A powerful typhoon struck Japan on Wednesday, pummeling the Tokyo area with heavy rain, disrupting public transportation and leaving four people dead, and it was headed towards the tsunami-crippled Fukushima nuclear plant.
Typhoon Roke, the second big storm to hit Japan this month, was packing winds of up to 220 km per hour (130 miles per hour) and dumped more than 40 cm (16 inches) of rain in parts of eastern and western Japan over the past 24 hours, the Japan Meteorological Agency said.
The storm cut power to more than 575,500 households in Tokyo Electric Power Co's service area, and forced companies including Toyota Motor Corp , Nissan Motor and Mitsubishi Heavy Industries to close some plants, company spokesmen said.
"We need to exercise maximum caution against heavy rains, strong winds and high waves in wide areas from eastern to northern Japan," Chief Cabinet Secretary Osamu Fujimura told a news conference.
Roke made landfall near Hamamatsu, 200 km (125 miles) west of Tokyo, around 2 p.m. local time (0500 GMT), and cut a path through eastern Japan before moving north of the capital in the evening.

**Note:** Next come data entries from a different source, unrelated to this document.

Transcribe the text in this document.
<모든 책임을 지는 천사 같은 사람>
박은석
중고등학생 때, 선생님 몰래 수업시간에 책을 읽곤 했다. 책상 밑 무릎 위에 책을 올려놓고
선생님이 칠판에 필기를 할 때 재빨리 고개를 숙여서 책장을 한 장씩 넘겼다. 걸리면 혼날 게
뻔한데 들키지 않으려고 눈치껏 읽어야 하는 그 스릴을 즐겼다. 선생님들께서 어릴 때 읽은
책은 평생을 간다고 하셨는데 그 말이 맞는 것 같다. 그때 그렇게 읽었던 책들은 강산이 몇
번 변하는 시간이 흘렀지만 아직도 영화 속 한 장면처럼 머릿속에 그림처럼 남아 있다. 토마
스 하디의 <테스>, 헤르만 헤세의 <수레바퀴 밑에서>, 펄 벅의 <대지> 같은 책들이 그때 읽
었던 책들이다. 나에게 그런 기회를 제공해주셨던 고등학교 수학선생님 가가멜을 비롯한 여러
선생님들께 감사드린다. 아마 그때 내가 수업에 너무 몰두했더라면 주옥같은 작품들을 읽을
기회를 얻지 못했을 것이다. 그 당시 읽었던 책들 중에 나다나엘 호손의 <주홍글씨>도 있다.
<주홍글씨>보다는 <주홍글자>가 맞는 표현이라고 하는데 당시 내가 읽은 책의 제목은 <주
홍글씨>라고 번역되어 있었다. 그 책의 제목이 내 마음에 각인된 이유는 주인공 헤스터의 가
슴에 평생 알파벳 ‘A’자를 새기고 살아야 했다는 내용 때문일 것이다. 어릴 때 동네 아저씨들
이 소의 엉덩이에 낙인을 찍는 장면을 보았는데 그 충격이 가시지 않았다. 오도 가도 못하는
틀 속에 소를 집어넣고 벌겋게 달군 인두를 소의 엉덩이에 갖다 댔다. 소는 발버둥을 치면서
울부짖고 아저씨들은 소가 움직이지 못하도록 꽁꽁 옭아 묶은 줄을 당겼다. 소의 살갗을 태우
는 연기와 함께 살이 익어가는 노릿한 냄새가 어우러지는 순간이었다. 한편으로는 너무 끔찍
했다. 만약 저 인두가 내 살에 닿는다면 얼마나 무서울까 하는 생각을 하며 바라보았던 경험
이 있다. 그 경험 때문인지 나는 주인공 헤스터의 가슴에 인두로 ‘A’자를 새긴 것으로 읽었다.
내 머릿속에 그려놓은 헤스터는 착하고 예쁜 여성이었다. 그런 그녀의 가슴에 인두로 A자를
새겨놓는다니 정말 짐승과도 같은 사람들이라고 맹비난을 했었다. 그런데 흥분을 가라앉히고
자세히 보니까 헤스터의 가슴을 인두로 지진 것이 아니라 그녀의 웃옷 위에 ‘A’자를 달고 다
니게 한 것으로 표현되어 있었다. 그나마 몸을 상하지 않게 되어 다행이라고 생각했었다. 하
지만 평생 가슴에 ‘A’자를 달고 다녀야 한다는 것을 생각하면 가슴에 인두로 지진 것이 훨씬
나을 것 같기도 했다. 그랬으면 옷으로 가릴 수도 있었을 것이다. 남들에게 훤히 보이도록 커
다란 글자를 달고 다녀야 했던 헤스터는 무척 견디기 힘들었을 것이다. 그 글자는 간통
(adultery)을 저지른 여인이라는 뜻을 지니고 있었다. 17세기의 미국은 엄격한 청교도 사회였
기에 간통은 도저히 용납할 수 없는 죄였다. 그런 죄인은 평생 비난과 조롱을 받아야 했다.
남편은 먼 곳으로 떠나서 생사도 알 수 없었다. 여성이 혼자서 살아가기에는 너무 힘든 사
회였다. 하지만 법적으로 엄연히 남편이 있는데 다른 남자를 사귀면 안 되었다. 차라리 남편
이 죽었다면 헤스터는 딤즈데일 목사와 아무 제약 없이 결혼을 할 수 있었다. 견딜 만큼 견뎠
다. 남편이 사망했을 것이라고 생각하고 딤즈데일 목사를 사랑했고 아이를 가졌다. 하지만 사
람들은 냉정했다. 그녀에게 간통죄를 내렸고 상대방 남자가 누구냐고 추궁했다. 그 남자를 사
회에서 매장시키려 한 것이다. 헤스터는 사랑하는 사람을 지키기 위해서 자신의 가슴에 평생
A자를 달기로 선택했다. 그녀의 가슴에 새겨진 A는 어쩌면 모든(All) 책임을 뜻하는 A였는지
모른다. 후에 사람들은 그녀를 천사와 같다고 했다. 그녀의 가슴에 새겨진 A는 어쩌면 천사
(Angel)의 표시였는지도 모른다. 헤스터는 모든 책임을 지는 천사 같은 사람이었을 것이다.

Television showed waves crashing over breakwaters on the Pacific coast and trees knocked down on streets of Tokyo.
Tokyo Electric, the operator of the Fukushima Daiichi nuclear power plant 240 km northeast of Tokyo that was crippled by a massive earthquake and tsunami in March, said the typhoon has so far caused no damage to the plant.
"The biggest element of concern is the rise of (radioactive) water levels in turbine buildings," Junichi Matsumoto, a Tokyo Electric official, told a news conference.
The site still has huge amounts of water that was used to cool reactors where fuel meltdowns took place after cooling systems were knocked out by the March disaster, raising concerns that heavy rain could cause overflows of radioactive water into the sea and groundwater.
"We expect to be able to withstand (an overflow) even if water levels rise suddenly," Matsumoto said.
Roke halted commuter trains in and around Tokyo, stranding thousands of passengers as they tried to go home early before the storm hit the capital.
Public broadcaster NHK said about 450 flights had been cancelled, while Central Japan Railway said it had suspended some bullet train service.
Toyota said it planned to close 11 factories in central Japan early on Wednesday and eliminate evening shifts. Nissan halted production at two plants at 2 p.m. (0500 GMT) and Mitsubishi Heavy closed six plants.
Earlier this month, Typhoon Talas hit western Japan and left about 100 people dead or missing. An average of two to four typhoons make landfall each year in Japan.